In 2022, the hammer design of the PPX and the Creed was resurrected for Walther's new .22 WMR pistol the Walther WMP.

===Design details===
The Creed and PPX look similar, but there are a few differences. In addition to the slide and trigger mechanism being different, the takedown lever and magazine release have been slightly changed for the Creed. Both magazine releases are reversible and allow the magazines to drop free. The Creed also has a rounded trigger guard while the PPX has a squared trigger guard. The Creed has a Picatinny rail like the PPX, but it has fewer slots. The low-profile sights on both designs are slightly different, but both are made of steel.
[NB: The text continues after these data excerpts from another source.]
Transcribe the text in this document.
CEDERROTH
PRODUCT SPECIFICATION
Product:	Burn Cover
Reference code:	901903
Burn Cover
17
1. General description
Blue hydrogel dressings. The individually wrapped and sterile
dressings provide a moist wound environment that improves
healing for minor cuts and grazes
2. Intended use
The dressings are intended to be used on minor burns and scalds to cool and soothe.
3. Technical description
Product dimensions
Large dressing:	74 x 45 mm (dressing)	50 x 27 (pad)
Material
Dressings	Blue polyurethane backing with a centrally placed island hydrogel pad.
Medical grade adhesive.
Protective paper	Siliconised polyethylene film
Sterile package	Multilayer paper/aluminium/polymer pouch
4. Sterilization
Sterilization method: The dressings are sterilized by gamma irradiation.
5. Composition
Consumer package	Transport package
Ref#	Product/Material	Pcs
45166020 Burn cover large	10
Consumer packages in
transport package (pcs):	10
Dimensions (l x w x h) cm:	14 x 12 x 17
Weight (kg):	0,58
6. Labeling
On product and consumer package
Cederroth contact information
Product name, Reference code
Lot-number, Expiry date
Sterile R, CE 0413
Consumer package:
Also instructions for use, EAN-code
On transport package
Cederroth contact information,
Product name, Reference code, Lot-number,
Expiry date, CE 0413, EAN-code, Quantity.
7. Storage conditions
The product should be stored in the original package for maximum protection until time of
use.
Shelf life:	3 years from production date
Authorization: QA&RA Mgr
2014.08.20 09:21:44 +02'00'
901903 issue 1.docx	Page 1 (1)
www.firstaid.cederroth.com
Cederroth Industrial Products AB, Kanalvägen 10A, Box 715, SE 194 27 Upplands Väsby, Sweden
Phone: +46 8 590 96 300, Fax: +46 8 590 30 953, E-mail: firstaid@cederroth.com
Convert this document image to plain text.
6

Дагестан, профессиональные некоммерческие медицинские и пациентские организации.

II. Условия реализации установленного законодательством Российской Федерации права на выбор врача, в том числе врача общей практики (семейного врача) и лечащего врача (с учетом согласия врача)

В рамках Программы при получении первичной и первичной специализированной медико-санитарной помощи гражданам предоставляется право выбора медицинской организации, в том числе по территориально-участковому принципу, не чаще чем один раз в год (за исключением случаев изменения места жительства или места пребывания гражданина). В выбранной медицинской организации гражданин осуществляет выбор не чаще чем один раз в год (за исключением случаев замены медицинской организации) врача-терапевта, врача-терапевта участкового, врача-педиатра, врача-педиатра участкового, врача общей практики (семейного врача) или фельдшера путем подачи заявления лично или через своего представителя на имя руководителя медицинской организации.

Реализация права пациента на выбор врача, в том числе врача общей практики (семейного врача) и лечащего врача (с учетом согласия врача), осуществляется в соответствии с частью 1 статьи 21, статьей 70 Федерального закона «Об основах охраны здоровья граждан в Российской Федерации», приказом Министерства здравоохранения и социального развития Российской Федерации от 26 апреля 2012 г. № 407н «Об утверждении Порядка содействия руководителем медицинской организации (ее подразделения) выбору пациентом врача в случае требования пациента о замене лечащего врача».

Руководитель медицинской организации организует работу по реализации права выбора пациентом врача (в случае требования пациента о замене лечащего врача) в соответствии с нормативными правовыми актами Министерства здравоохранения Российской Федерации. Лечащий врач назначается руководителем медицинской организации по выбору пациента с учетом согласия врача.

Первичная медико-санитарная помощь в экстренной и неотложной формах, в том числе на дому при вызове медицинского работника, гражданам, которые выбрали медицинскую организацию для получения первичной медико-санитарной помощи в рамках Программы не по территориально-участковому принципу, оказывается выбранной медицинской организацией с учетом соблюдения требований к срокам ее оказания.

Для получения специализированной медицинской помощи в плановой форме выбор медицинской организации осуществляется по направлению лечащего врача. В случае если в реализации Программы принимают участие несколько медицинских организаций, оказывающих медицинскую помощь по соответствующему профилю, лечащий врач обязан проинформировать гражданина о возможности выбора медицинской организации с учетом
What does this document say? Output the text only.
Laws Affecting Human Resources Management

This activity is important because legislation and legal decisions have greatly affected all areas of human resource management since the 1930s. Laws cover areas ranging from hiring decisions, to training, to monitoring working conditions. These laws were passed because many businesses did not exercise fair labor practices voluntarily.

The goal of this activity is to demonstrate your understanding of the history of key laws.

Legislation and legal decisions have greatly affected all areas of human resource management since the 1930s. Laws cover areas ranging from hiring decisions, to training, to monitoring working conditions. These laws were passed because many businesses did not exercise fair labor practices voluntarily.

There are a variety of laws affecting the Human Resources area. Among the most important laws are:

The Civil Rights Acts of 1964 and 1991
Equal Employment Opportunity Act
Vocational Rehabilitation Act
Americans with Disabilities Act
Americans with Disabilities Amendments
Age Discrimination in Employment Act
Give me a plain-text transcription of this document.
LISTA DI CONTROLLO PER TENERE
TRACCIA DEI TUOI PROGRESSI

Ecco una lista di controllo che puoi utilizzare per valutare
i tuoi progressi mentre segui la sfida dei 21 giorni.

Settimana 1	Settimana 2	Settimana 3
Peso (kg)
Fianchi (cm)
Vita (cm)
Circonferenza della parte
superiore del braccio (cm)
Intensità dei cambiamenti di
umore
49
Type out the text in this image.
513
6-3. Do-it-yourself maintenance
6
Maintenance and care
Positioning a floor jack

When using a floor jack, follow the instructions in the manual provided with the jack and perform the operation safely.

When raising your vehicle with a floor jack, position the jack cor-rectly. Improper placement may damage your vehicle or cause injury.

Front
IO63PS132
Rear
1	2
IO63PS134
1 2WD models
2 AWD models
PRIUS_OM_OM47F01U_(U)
The PPX's hammer is taller and thicker, and it returns with the slide. However, the hammer is partially cocked for a lighter trigger pull. The Creed has a similar design, but with a smaller hammer that is mostly concealed in the slide, similar to a Ruger Security-9. The Creed also has a slightly lighter trigger pull. Both pistols have the same non-ambidextrous slide release.

The grips are similar, though the Creed's "hump" is less pronounced. The Creed's grip is slightly wider, too. The barrels used by both firearms are exactly the same, as the MIM sleeve on the barrel is part of how Walther was able to produce the firearm for an affordable price. The Creed and the PPX use the same magazines, which are made out of steel. Both pistols have a polymer frame, and a tenifer-coated alloy steel slide. Both designs have front cocking serrations.

The pistol has three safeties, including a 2 drop safeties. Like the PPX, the Creed does not have a magazine disconnect safety.